La lista delle rivincite è lunga o ha spuntato tutte le voci?

«Ne ho tolte tante, non tutte. La più bella me la sono presa quando mi hanno scritturato come protagonista per la serie Malinconico. L'ho conquistato sul campo, quel ruolo. Passo dopo passo. Una bella vittoria».

E la sconfitta più dolorosa qual è stata?

«Il matrimonio fallito, andar via di casa, stare lontano da una figlia piccola».

Per Rai1 lo scorso Natale ha interpretato Napoli milionaria; la peggior “nuttata” che ha dovuto passare è stata questa?

«Sì. Ero confuso, volevo capire i meccanismi che mi facevano ripetere certi errori, e così sono andato da una psicologa».

Faticoso?

«Faticoso e doloroso. La prima seduta ho fatto scena muta perché l'idea di dover raccontare i fatti miei a un’estranea non mi andava proprio giù. Poi ho pagato. E la seconda volta mi sono sbloccato. Questo percorso è stato utile e prima dei 50 anni direi anche necessario. Ho capito tante cose».

Anche del rapporto con suo padre, vero?

«Sì. L'ho sempre visto come un supereroe e vederlo invecchiato, a casa, negli ultimi tempi mi faceva star male. Quando l'ho capito, grazie alla terapia, ho parlato con mia figlia Giulia e gliel'ho detto subito».

Che cosa?

«Che non sono Superman. All'epoca aveva 14 anni e quando sono andato via di casa volevo che sapesse di avere un padre imperfetto, che aveva sbagliato ma sempre in buona fede. Nello specifico, inseguivo l'amore che poi per fortuna ho trovato».

Ha conti in sospeso con qualcuno?

«Sarò in debito per tutta la vita con la famiglia. Non ci sono quasi mai, è questa la verità. Per questo spero di lasciare alle mie figlie un'eredità che non sia fatta soltanto di cose materiali».

Che vuol dire?

«Un giorno mi piacerebbe che le mie figlie potessero dire: papà non c'era però ha fatto questo e questo di importante».

Tipo?

«Entrare nei libri di storia del teatro italiano, scrivere un testo prestigioso, rendere più bella la società con un mio lavoro... Tipo quelli di Eduardo De Filippo che ho fatto e faccio per la tv».

Una storia sua da raccontare ce l'ha?

«Sì. Girerò presto il mio primo film da regista, dopo due docufilm, e sto scrivendo uno spettacolo teatrale. Tutto top secret».

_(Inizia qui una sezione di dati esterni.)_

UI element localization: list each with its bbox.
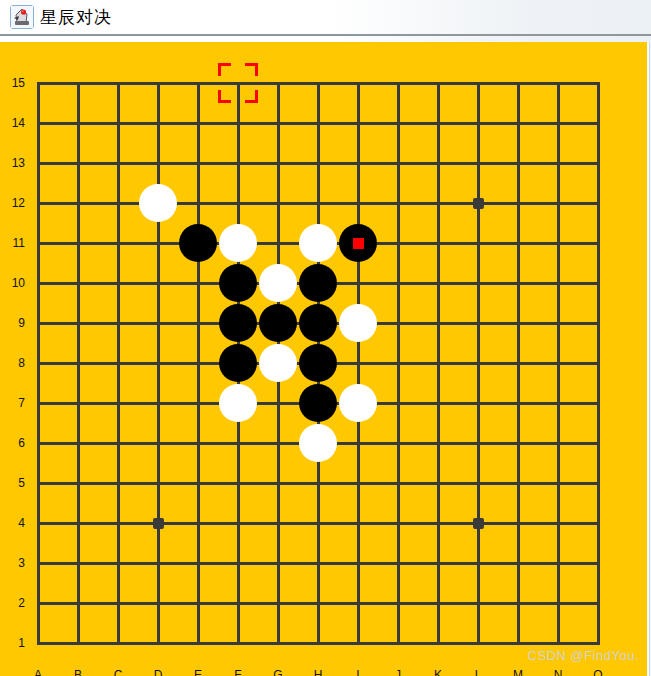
- grid-line-vertical: [437, 82, 440, 645]
- white-stone: [219, 384, 257, 422]
- title-bar: 星辰对决: [0, 0, 651, 36]
- grid-line-vertical: [357, 82, 360, 645]
- star-point: [153, 518, 164, 529]
- white-stone: [299, 424, 337, 462]
- col-label: E: [188, 668, 208, 676]
- board[interactable]: 151413121110987654321ABCDEFGHIJKLMNO CSD…: [0, 42, 647, 676]
- col-label: F: [228, 668, 248, 676]
- row-label: 12: [0, 195, 25, 211]
- game-piece-icon: [11, 6, 33, 28]
- grid-line-vertical: [517, 82, 520, 645]
- cursor-corner-br: [245, 90, 258, 103]
- last-move-marker: [353, 238, 364, 249]
- row-label: 15: [0, 75, 25, 91]
- row-label: 10: [0, 275, 25, 291]
- row-label: 14: [0, 115, 25, 131]
- row-label: 2: [0, 595, 25, 611]
- grid-line-horizontal: [37, 562, 600, 565]
- black-stone: [299, 344, 337, 382]
- col-label: D: [148, 668, 168, 676]
- row-label: 4: [0, 515, 25, 531]
- row-label: 6: [0, 435, 25, 451]
- black-stone: [299, 264, 337, 302]
- grid-line-vertical: [557, 82, 560, 645]
- col-label: L: [468, 668, 488, 676]
- row-label: 11: [0, 235, 25, 251]
- grid-line-vertical: [477, 82, 480, 645]
- grid-line-vertical: [597, 82, 600, 645]
- col-label: A: [28, 668, 48, 676]
- col-label: I: [348, 668, 368, 676]
- black-stone: [219, 304, 257, 342]
- white-stone: [259, 344, 297, 382]
- black-stone: [299, 384, 337, 422]
- col-label: J: [388, 668, 408, 676]
- black-stone: [219, 264, 257, 302]
- white-stone: [259, 264, 297, 302]
- grid-line-horizontal: [37, 602, 600, 605]
- grid-line-horizontal: [37, 522, 600, 525]
- row-label: 8: [0, 355, 25, 371]
- col-label: O: [588, 668, 608, 676]
- black-stone: [179, 224, 217, 262]
- cursor-reticle: [218, 63, 258, 103]
- black-stone: [219, 344, 257, 382]
- window: 星辰对决 151413121110987654321ABCDEFGHIJKLMN…: [0, 0, 651, 676]
- row-label: 1: [0, 635, 25, 651]
- white-stone: [339, 304, 377, 342]
- black-stone: [299, 304, 337, 342]
- window-title: 星辰对决: [40, 6, 112, 29]
- row-label: 9: [0, 315, 25, 331]
- cursor-corner-tl: [218, 63, 231, 76]
- row-label: 13: [0, 155, 25, 171]
- app-icon[interactable]: [10, 5, 34, 29]
- col-label: H: [308, 668, 328, 676]
- star-point: [473, 518, 484, 529]
- star-point: [473, 198, 484, 209]
- black-stone: [259, 304, 297, 342]
- col-label: K: [428, 668, 448, 676]
- grid-line-vertical: [397, 82, 400, 645]
- grid-line-horizontal: [37, 482, 600, 485]
- grid-line-horizontal: [37, 642, 600, 645]
- col-label: C: [108, 668, 128, 676]
- scrollbar-strip[interactable]: [647, 42, 651, 676]
- col-label: M: [508, 668, 528, 676]
- row-label: 7: [0, 395, 25, 411]
- col-label: B: [68, 668, 88, 676]
- white-stone: [299, 224, 337, 262]
- cursor-corner-tr: [245, 63, 258, 76]
- col-label: G: [268, 668, 288, 676]
- white-stone: [139, 184, 177, 222]
- row-label: 3: [0, 555, 25, 571]
- white-stone: [339, 384, 377, 422]
- white-stone: [219, 224, 257, 262]
- watermark: CSDN @FindYou.: [528, 648, 639, 663]
- cursor-corner-bl: [218, 90, 231, 103]
- row-label: 5: [0, 475, 25, 491]
- col-label: N: [548, 668, 568, 676]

Mai che cosa per lei che gioca su così tanti tavoli?

«Il trash dei reality. Quello mai. Mi hanno offerto un sacco di soldi, ma non se ne parla proprio».

Il remake della telenovela “Desejos de mulher” lo girerebbe? Ho letto che sua moglie vent’anni fa la interpretò in Brasile.

«Non la conosco, sono sincero. Se l'ha girata, non l'ho vista. Comunque una telenovela non la farei».

Un giorno succede qualcosa e all'improvviso si capisce che cosa...?

«Che il successo e la popolarità sono un gioco, piacevole e gratificante, ma niente di più. Prima della tv mi riconoscevano a Napoli e dintorni, adesso in tutta Italia. È molto bello, ma se dovesse finire, fa niente: la vita va avanti. Ho il teatro e la mia vita. Il problema è per quei ragazzini dei reality o dei talent che in un giorno si ritrovano mille persone sotto casa e dopo tre mesi è tutto finito».

Chi se parla male di lei ha buoni motivi per farlo?

«Quelli invidiosi del mio talento. Dai, non è male come risposta...».